You may notice that we don’t talk about “monitoring” much, and that’s because we don’t really think of monitoring as what we do, even though it kind of is.
Traditional monitoring relies heavily on predicting how a system may fail and checking for those failures. Traditional graphing involves generating big grids of dashboards that sit on your desktop or your wall, and give you a sense of the health of your system.
That’s not what we do.
Honeycomb is what you do when your monitoring ends.
You still need some simple end-to-end checks for your KPIs, and monitoring for key code paths, but don’t try to “monitor everything” because it’s noisy and impossible. One of two things will happen:
- Your e2e checks will tell you that one of your KPIs is not within acceptable range. (So you jump into honeycomb and start asking questions.)

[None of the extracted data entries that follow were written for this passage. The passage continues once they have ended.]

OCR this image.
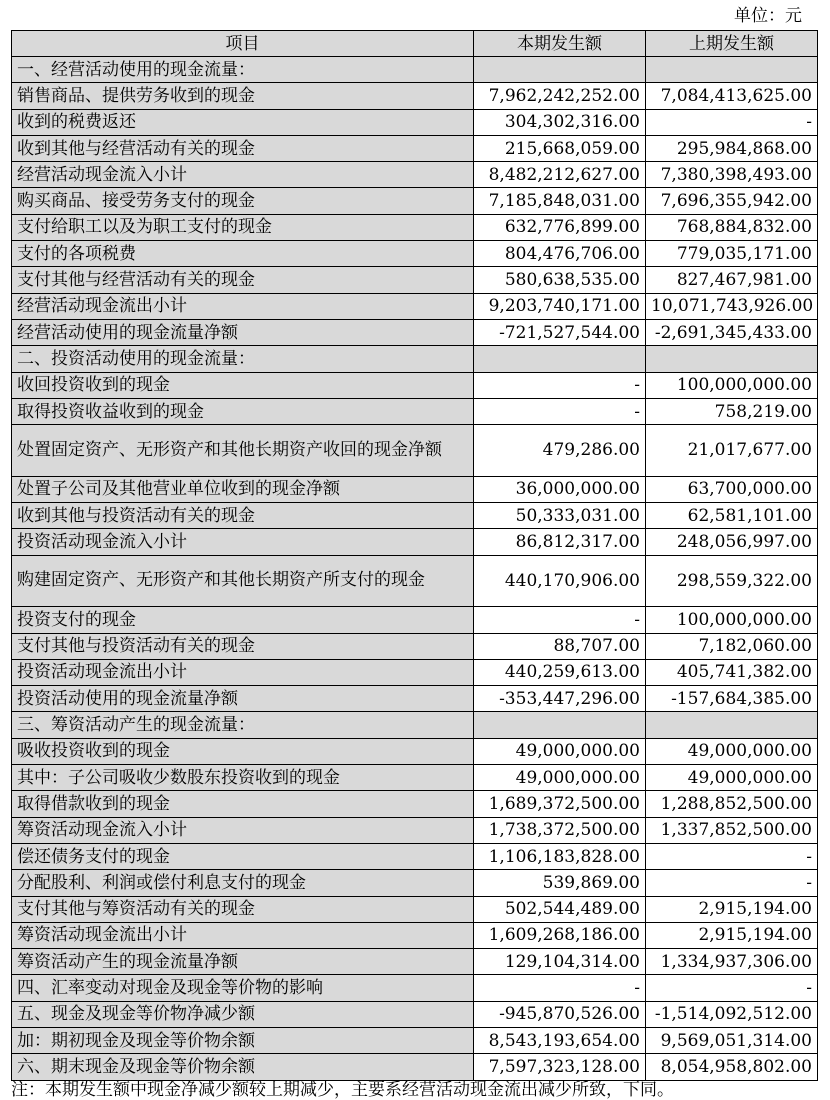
单位：元
项目	本期发生额	上期发生额
一、经营活动使用的现金流量：		
销售商品、提供劳务收到的现金	7,962,242,252.00	7,084,413,625.00
收到的税费返还	304,302,316.00	-
收到其他与经营活动有关的现金	215,668,059.00	295,984,868.00
经营活动现金流入小计	8,482,212,627.00	7,380,398,493.00
购买商品、接受劳务支付的现金	7,185,848,031.00	7,696,355,942.00
支付给职工以及为职工支付的现金	632,776,899.00	768,884,832.00
支付的各项税费	804,476,706.00	779,035,171.00
支付其他与经营活动有关的现金	580,638,535.00	827,467,981.00
经营活动现金流出小计	9,203,740,171.00	10,071,743,926.00
经营活动使用的现金流量净额	-721,527,544.00	-2,691,345,433.00
二、投资活动使用的现金流量：		
收回投资收到的现金	-	100,000,000.00
取得投资收益收到的现金	-	758,219.00
处置固定资产、无形资产和其他长期资产收回的现金净额	479,286.00	21,017,677.00
处置子公司及其他营业单位收到的现金净额	36,000,000.00	63,700,000.00
收到其他与投资活动有关的现金	50,333,031.00	62,581,101.00
投资活动现金流入小计	86,812,317.00	248,056,997.00
购建固定资产、无形资产和其他长期资产所支付的现金	440,170,906.00	298,559,322.00
投资支付的现金	-	100,000,000.00
支付其他与投资活动有关的现金	88,707.00	7,182,060.00
投资活动现金流出小计	440,259,613.00	405,741,382.00
投资活动使用的现金流量净额	-353,447,296.00	-157,684,385.00
三、筹资活动产生的现金流量：		
吸收投资收到的现金	49,000,000.00	49,000,000.00
其中：子公司吸收少数股东投资收到的现金	49,000,000.00	49,000,000.00
取得借款收到的现金	1,689,372,500.00	1,288,852,500.00
筹资活动现金流入小计	1,738,372,500.00	1,337,852,500.00
偿还债务支付的现金	1,106,183,828.00	-
分配股利、利润或偿付利息支付的现金	539,869.00	-
支付其他与筹资活动有关的现金	502,544,489.00	2,915,194.00
筹资活动现金流出小计	1,609,268,186.00	2,915,194.00
筹资活动产生的现金流量净额	129,104,314.00	1,334,937,306.00
四、汇率变动对现金及现金等价物的影响	-	-
五、现金及现金等价物净减少额	-945,870,526.00	-1,514,092,512.00
加：期初现金及现金等价物余额	8,543,193,654.00	9,569,051,314.00
六、期末现金及现金等价物余额	7,597,323,128.00	8,054,958,802.00
注：本期发生额中现金净减少额较上期减少，主要系经营活动现金流出减少所致，下同。
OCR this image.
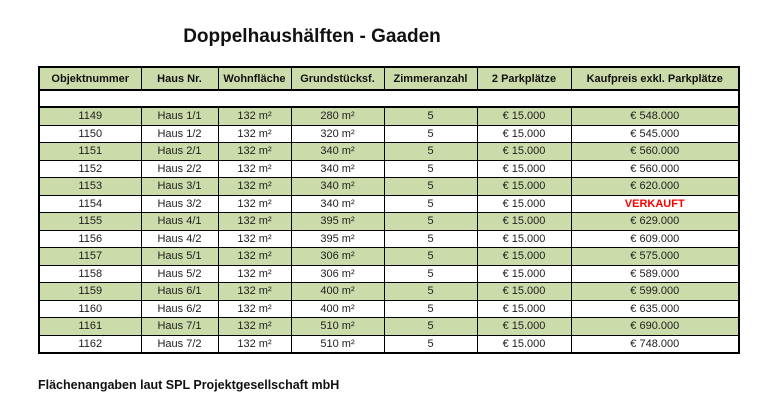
Doppelhaushälften - Gaaden
Objektnummer	Haus Nr.	Wohnfläche	Grundstücksf.	Zimmeranzahl	2 Parkplätze	Kaufpreis exkl. Parkplätze

1149	Haus 1/1	132 m²	280 m²	5	€ 15.000	€ 548.000
1150	Haus 1/2	132 m²	320 m²	5	€ 15.000	€ 545.000
1151	Haus 2/1	132 m²	340 m²	5	€ 15.000	€ 560.000
1152	Haus 2/2	132 m²	340 m²	5	€ 15.000	€ 560.000
1153	Haus 3/1	132 m²	340 m²	5	€ 15.000	€ 620.000
1154	Haus 3/2	132 m²	340 m²	5	€ 15.000	VERKAUFT
1155	Haus 4/1	132 m²	395 m²	5	€ 15.000	€ 629.000
1156	Haus 4/2	132 m²	395 m²	5	€ 15.000	€ 609.000
1157	Haus 5/1	132 m²	306 m²	5	€ 15.000	€ 575.000
1158	Haus 5/2	132 m²	306 m²	5	€ 15.000	€ 589.000
1159	Haus 6/1	132 m²	400 m²	5	€ 15.000	€ 599.000
1160	Haus 6/2	132 m²	400 m²	5	€ 15.000	€ 635.000
1161	Haus 7/1	132 m²	510 m²	5	€ 15.000	€ 690.000
1162	Haus 7/2	132 m²	510 m²	5	€ 15.000	€ 748.000
Flächenangaben laut SPL Projektgesellschaft mbH
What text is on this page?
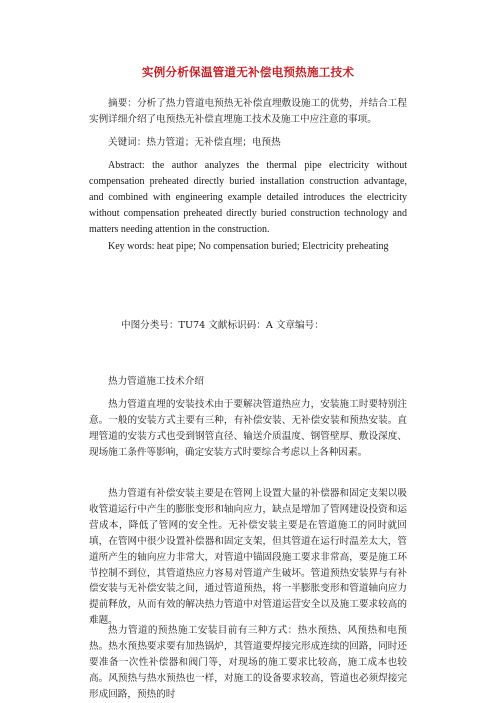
实例分析保温管道无补偿电预热施工技术

摘要：分析了热力管道电预热无补偿直埋敷设施工的优势，并结合工程实例详细介绍了电预热无补偿直埋施工技术及施工中应注意的事项。

关键词：热力管道；无补偿直埋；电预热

Abstract: the author analyzes the thermal pipe electricity without compensation preheated directly buried installation construction advantage, and combined with engineering example detailed introduces the electricity without compensation preheated directly buried construction technology and matters needing attention in the construction.

Key words: heat pipe; No compensation buried; Electricity preheating

中图分类号：TU74 文献标识码：A 文章编号：

热力管道施工技术介绍

热力管道直埋的安装技术由于要解决管道热应力，安装施工时要特别注意。一般的安装方式主要有三种，有补偿安装、无补偿安装和预热安装。直埋管道的安装方式也受到钢管直径、输送介质温度、钢管壁厚、敷设深度、现场施工条件等影响，确定安装方式时要综合考虑以上各种因素。

热力管道有补偿安装主要是在管网上设置大量的补偿器和固定支架以吸收管道运行中产生的膨胀变形和轴向应力，缺点是增加了管网建设投资和运营成本，降低了管网的安全性。无补偿安装主要是在管道施工的同时就回填，在管网中很少设置补偿器和固定支架，但其管道在运行时温差太大，管道所产生的轴向应力非常大，对管道中锚固段施工要求非常高，要是施工环节控制不到位，其管道热应力容易对管道产生破坏。管道预热安装界与有补偿安装与无补偿安装之间，通过管道预热，将一半膨胀变形和管道轴向应力提前释放，从而有效的解决热力管道中对管道运营安全以及施工要求较高的难题。

热力管道的预热施工安装目前有三种方式：热水预热、风预热和电预热。热水预热要求要有加热锅炉，其管道要焊接完形成连续的回路，同时还要准备一次性补偿器和阀门等，对现场的施工要求比较高，施工成本也较高。风预热与热水预热也一样，对施工的设备要求较高，管道也必须焊接完形成回路，预热的时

- A user tells you something is off, but your KPIs are all within acceptable ranges. (So you jump in to honeycomb and start asking questions.)
You can start at the edge and drill down, or start at the end and trace back; either way, within a half dozen clicks you can usually identify the source of the anomaly.
Honeycomb is a debugger for live production systems. Honeycomb is to your systems like your IDE is to your code. For sufficiently complex systems, you should probably spend roughly equal time in both.
Honeycomb lets you ask questions of your live systems, swiftly and interactively. Often you will spot an outlier or correlation that you weren’t expecting – something that never happens when you’re doing intuition-based debugging instead of data-driven debugging. Validate your guesses swiftly and move on.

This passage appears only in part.